Page also recommends adding two new positions in the social services department — an income maintenance caseworker and a safety officer — that would be funded 52 percent with state grant money.
“These new positions are recommended as the result of increased demand for services from qualified clients and safety concerns at our East Innes Street facility,” Page wrote.
Funding to Rowan-Salisbury Schools is recommended to drop by $1 million to $31.8 million, and the county is required to change its funding to Kannapolis City Schools to the same per pupil amount.
Page wrote that the system should be able to withstand the county’s cut, and he expects it will rely on its $7 million in reserve funds to balance its budget.
“This fund balance has been accumulating for a number of years in order to help the district meet its demand for service during tough economic conditions,” Page wrote. “Over the next few years, we will need to help the school system maintain some level of fund balance in order to withstand future budget cuts from the state of North Carolina.”
Contact reporter Karissa Minn at 704-797-4222.
Rowan County’s proposed budget for fiscal year 2011-12 would:
• Decrease the general fund budget by $4.1 million to $124.7 million.
• Raise the property tax rate from 59.5 cents to 62.25 cents per $100 of assessed value.

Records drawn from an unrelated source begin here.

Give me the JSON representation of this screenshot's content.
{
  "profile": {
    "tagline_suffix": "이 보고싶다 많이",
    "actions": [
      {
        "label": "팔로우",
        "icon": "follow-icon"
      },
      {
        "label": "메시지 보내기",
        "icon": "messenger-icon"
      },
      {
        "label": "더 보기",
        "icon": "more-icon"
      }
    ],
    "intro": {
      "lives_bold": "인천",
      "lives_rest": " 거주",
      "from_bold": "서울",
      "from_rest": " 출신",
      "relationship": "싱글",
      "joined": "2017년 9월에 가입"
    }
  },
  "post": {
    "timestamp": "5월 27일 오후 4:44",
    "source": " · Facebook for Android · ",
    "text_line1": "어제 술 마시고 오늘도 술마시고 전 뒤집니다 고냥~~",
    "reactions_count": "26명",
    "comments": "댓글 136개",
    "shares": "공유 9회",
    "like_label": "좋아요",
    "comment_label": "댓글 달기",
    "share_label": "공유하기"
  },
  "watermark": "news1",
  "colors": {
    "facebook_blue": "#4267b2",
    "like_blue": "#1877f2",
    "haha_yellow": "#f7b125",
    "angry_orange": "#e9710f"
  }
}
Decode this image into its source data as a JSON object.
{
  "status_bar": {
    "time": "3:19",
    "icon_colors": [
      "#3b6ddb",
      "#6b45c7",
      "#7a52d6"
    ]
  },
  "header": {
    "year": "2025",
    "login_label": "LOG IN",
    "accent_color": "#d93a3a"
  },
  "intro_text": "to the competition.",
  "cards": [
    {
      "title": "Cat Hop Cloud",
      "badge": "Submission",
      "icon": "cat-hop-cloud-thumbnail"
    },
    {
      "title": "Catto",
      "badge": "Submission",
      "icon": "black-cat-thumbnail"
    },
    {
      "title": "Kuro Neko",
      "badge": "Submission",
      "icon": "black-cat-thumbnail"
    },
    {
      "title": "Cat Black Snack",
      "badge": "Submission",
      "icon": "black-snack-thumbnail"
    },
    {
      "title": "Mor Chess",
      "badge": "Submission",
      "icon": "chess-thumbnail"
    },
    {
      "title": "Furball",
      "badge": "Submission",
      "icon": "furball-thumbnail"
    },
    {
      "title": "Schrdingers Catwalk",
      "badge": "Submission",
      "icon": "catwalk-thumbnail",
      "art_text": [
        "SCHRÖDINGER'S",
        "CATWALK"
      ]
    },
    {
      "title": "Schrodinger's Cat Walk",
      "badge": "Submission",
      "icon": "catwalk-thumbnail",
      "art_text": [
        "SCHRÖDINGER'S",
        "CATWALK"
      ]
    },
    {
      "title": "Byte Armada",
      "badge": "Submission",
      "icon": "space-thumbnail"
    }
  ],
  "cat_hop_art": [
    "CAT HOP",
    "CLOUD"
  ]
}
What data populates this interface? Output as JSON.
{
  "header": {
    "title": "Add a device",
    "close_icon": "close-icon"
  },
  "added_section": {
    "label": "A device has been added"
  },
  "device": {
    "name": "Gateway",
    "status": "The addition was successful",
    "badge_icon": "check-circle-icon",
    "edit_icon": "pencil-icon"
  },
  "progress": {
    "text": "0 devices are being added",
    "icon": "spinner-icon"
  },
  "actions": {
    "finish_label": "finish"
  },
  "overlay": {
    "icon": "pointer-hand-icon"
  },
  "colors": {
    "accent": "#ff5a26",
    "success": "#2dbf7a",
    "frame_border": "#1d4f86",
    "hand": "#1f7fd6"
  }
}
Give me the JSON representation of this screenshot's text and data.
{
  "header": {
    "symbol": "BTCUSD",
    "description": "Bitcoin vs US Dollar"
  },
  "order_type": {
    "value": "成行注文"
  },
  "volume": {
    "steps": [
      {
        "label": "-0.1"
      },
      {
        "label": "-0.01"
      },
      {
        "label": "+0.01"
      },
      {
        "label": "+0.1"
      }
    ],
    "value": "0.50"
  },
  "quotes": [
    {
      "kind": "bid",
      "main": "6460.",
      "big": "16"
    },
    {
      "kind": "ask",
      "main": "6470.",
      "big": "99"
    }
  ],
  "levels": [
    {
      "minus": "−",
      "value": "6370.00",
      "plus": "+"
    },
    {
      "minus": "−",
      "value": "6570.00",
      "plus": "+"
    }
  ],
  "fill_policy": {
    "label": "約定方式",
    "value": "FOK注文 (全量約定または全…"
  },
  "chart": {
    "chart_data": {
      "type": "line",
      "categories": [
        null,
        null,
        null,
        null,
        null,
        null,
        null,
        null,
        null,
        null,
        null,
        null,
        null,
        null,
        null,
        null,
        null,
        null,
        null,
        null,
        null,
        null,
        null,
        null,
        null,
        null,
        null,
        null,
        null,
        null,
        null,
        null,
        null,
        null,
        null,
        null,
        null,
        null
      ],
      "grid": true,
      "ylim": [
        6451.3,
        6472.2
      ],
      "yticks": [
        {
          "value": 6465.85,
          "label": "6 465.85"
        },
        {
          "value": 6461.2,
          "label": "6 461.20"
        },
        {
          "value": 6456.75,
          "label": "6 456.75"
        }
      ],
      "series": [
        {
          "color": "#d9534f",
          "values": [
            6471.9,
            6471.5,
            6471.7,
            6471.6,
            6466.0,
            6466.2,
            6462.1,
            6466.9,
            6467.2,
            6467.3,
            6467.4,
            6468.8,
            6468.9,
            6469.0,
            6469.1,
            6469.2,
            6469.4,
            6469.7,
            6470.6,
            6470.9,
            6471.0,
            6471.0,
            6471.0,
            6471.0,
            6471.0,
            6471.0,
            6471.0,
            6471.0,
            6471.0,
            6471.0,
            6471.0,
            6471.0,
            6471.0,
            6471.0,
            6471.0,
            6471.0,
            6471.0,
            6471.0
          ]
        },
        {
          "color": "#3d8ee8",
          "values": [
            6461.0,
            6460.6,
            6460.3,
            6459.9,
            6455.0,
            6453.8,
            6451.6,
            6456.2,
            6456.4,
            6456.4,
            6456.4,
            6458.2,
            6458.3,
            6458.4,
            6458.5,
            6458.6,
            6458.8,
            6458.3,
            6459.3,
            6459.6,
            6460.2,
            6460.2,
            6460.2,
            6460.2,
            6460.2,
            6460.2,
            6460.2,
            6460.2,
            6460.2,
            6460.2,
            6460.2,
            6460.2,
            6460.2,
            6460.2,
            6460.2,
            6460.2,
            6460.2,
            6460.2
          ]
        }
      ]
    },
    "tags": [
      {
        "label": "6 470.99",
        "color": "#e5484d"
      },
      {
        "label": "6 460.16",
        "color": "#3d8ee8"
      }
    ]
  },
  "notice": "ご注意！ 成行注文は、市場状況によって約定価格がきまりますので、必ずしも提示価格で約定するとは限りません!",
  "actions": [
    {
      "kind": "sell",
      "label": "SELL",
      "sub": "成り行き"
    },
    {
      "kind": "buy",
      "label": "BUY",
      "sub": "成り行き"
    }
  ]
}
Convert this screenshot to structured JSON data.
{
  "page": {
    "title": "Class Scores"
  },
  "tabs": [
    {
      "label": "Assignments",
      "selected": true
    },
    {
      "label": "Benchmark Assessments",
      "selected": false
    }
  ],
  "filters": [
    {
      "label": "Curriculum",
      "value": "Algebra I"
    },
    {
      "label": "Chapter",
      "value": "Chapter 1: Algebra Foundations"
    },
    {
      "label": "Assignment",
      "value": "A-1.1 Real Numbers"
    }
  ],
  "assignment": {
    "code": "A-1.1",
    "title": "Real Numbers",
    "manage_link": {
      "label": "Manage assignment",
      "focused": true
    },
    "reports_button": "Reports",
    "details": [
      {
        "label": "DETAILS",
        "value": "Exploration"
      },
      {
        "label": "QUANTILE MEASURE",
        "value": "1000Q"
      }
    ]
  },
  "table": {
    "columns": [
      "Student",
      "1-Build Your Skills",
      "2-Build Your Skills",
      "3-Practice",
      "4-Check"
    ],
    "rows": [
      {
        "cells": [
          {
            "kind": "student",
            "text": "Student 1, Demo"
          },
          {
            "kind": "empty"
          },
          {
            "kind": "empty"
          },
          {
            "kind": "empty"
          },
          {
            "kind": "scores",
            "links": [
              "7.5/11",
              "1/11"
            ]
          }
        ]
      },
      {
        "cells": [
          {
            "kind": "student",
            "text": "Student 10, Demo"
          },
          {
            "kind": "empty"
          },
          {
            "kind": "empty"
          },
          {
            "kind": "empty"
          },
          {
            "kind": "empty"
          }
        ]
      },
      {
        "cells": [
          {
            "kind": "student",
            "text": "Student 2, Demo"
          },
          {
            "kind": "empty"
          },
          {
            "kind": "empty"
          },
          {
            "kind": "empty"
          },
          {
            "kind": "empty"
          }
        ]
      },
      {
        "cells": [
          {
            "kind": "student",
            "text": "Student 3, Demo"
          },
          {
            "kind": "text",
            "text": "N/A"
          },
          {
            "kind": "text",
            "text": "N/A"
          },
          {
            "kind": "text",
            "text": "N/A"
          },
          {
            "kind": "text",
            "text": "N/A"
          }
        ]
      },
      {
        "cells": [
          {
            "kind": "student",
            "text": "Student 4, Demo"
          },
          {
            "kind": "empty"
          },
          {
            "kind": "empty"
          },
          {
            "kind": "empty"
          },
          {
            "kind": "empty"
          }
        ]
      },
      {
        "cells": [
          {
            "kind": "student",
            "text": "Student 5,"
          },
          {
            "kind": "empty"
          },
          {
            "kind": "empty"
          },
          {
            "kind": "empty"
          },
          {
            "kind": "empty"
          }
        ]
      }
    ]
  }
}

• Give no pay raises to full-time employees for the third year in a row.
• Maintain county-paid health insurance premiums at the same level but increase employee copays and deductibles.
• Cut 17 full-time positions and one part-time position.
• Add two new positions out of 23 requested.
• Add $161,000 in new budget items out of $2.7 million in requests.
• Cut $125,000 in nonprofit funding by reducing appropriations for some groups and eliminating them for Rowan Arts Council, Rowan Museum Inc. and the Salisbury-Rowan Human Relations Council.
• Cut funding for Rowan-Salisbury Schools by $1 million to a total of $31.8 million
• Cut funding for Kannapolis City Schools by $47,000 to a total of $1.9 million.
• Increase funding for charter schools by $10,000 to a total of $128,000.
• Set the average student appropriation at $1,565.50.
• Maintain funding for Rowan-Cabarrus Community College and count bond debt service as its capital outlay.